The Mysore's campaigns against the states of Malabar was the result of the Calicut's attack on Palghat in 1756–1757. This comprised the attacks of the Zamorin of Calicut on the Kingdom of Palakkad, situated east to Calicut. It  was a continuation of the attacks on the Kingdom of Valluvanad, the traditional rival of Calicut. In the one sided Valluvanad attacks the Zamorin had captured much of the land from Eranad to Nedunganad. So, this time Zamorin marched against Palakkad and easily occupied Nadvattom which tore the Kingdom of Palakkad right through the middle.

Komi Achan, the King of Palakkad, requested the faujdar of Dindigul, Hyder Ali to help him.

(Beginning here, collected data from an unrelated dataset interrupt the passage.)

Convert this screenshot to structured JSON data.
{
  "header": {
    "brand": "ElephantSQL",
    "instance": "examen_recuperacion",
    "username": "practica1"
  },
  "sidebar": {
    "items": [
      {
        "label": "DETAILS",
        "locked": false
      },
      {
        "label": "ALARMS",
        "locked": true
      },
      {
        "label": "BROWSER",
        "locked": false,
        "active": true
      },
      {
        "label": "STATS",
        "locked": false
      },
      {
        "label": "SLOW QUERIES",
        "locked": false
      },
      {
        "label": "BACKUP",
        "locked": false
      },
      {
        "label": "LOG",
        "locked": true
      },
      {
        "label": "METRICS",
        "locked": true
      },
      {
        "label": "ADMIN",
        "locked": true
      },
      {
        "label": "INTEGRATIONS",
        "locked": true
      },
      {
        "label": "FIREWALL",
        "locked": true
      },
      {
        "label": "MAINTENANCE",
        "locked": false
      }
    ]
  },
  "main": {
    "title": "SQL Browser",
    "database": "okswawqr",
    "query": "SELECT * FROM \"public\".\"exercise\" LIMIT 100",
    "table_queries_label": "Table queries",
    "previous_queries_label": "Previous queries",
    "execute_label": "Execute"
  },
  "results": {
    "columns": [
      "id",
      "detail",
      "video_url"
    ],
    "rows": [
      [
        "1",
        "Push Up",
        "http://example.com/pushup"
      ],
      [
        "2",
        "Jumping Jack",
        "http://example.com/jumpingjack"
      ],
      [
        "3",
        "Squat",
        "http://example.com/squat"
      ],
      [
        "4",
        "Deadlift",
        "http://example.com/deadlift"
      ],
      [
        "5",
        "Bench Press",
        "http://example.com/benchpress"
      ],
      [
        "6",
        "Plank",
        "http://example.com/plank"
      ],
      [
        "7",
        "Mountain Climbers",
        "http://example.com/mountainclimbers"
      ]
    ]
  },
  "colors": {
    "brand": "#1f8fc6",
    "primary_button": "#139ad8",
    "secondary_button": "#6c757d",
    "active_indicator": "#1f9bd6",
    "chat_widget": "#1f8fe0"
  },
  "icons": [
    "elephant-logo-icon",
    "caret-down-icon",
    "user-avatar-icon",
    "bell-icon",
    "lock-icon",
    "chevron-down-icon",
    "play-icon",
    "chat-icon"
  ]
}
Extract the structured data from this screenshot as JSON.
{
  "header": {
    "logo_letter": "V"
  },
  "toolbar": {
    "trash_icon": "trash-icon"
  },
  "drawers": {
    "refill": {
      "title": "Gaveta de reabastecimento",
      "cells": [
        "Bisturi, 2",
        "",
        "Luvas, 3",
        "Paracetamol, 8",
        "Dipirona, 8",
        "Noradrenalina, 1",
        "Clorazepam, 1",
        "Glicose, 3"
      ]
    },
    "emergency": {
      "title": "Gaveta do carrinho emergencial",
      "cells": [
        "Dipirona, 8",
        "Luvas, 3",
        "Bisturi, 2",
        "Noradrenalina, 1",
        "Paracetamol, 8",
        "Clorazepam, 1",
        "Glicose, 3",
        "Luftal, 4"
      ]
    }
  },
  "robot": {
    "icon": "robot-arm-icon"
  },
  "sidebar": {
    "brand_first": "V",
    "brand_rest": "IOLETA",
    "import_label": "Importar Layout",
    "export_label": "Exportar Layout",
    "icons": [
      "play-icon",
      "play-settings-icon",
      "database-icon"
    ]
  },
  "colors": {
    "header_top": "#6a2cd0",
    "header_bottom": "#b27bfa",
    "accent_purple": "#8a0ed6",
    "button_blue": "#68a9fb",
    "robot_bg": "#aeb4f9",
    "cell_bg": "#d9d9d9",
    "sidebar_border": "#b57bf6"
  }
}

Zamorin was fighting a war against Raja of Cochin at that time. Hyder Ali sent a massive force under his brother-in-law Makhdoom Ali and soon the allied forces swept through the Zamorin's territory and reached the sea coast. By these attacks, Hyder Ali also planned to capture the vast treasuries of Malabar kings which were obtained by the spice trade.

Zamorin came to a treaty with Haider Ali, in which he was demanded to pay twelve lack rupees as the war reparations. However, the Zamorin technically deceived Hyder Ali after the return of the Mysore Army from Malabar. But, for his role in these activities, Hyder Ali was rewarded by Devaraja, the Prime Minister of Mysore, with the jaghir (regional governorship) of Bangalore.